UltraHD Needs More Evidence of Productivity Gains

As well as working on the issues of our newsletters, I spent quite a lot of time this week finalising the quarterly data that Meko (our publisher) provides on the European market for desktop monitors, public displays and interactive meeting room displays.

Now, because we supply data on a country level for Europe, we have a lot of rows in the data when we’re processing it. As the desktop monitor market has developed dramatically over recent years, the number of size and resolution categories has also increased radically, from four when we started tracking the market in the days of CRTs (15″, 17″, 19″ and 21″), we now track over 20 categories. If we look at the total number of size, resolution and shape (curved) monitor options available from panel makers, there are more than 70.

With lots of countries and categories, our spreadsheets have been getting bigger and bigger.
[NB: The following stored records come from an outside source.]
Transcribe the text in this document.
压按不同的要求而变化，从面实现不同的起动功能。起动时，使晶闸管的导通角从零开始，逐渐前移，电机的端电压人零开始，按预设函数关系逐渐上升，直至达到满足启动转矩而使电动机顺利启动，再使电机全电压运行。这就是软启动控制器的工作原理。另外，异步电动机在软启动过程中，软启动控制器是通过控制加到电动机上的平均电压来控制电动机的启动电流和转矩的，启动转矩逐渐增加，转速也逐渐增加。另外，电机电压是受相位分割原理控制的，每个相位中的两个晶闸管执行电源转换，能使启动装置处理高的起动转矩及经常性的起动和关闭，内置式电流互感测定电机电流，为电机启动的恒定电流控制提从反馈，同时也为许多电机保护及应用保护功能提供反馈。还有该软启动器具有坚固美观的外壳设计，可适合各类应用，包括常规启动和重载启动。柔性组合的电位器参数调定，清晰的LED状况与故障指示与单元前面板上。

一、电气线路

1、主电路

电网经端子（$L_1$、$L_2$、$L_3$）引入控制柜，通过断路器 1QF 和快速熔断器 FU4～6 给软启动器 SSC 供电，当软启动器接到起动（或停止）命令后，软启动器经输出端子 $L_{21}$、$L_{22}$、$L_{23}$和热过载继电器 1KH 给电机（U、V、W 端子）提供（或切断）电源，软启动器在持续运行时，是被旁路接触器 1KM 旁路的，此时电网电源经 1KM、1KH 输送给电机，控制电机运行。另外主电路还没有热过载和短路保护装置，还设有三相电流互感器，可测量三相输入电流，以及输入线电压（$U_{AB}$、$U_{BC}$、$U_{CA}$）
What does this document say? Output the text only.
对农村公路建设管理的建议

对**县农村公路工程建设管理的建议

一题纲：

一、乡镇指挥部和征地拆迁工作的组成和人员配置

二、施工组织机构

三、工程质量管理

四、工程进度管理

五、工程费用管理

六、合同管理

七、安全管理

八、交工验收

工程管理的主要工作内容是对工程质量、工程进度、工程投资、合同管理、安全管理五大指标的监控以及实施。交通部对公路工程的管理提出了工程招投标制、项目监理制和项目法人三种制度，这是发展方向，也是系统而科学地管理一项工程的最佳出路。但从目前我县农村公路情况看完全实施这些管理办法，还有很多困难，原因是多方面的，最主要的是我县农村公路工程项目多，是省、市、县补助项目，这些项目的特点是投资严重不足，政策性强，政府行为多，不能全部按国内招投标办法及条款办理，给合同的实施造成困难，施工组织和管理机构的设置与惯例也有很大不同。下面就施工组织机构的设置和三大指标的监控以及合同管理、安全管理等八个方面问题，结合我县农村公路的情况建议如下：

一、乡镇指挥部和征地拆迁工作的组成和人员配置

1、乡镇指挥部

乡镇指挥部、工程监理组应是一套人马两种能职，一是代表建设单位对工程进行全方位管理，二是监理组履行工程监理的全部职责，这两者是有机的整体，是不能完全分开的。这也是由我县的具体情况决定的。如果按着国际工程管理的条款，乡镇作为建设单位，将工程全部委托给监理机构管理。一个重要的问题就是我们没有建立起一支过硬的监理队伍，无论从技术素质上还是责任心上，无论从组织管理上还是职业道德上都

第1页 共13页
That makes it more and more difficult to manage the data, unless you have a high resolution display. These days, I use a 32″ UltraHD resolution and, this time, I changed our data processing system to exploit some new features in Excel (well, not that new, but I’ve been using Excel since the first version, so have tended to use older features!) and to develop the process on the assumption that the user has an ultraHD display. That has made the systems much quicker to develop, as lots of data can be easily scanned visually. Before, I could have used multiple windows and lookups to make the process as productive, but it would have taken longer to develop.

I have also found the ability to have the dual “snap to” Windows of Windows 10 has really improved things when I’m doing this work. I remain pleased that I upgraded.

As a result of these changes to a higher resolution display and an upgrade to the latest version of Windows, then, I reckon that my personal productivity has gone up. I don’t see, as an avid reader of technology news, much marketing that is highlighting these productivity gains, which is a shame. It seems to me that it’s quite a long time since I have seen any reasonable human factors research into the improvements in productivity that can come from higher resolution displays, especially with a switch to UltraHD. A quick Google search on terms of productivity and terms such as UltrHD and 4K shows only a handful of results from monitor makers.

The ones I looked at from those makers, do not quote any research. In this unscientific survey, the best presentation on the benefits of high resolution was from Kensington (, but the data it quoted on productivity improvements was from NEC and talked about the change to 24″ from an “18 inch standard” display, which shows the age of that data. It seems to me that it’s time for some serious investment in some human factors research to highlight the benefits of higher resolution on the desktop.

One of the questions this quarter as I was processing the data was about the penetration of UltraHD in Europe. I haven’t quite finished this, a couple of brands to go, but at the moment, it looks as though the penetration of UltraHD has gone back above 0.6% again, after dropping back last quarter. The move back to growth is positive, but it would be great for the value of the market if that share could be increased.

As I’ve said before, on my desk, the 32″ display is a little high when the menus are all at the top, which means some discomfort at the back of my neck after long sessions. It has been my thought that the solution is to change the size of the display, but really the best solution would be to have applications that work from the centre. However, moving the menus to the centre of the side of applications might be a tricky change – I’ll have to play with my Windows and appplication settings!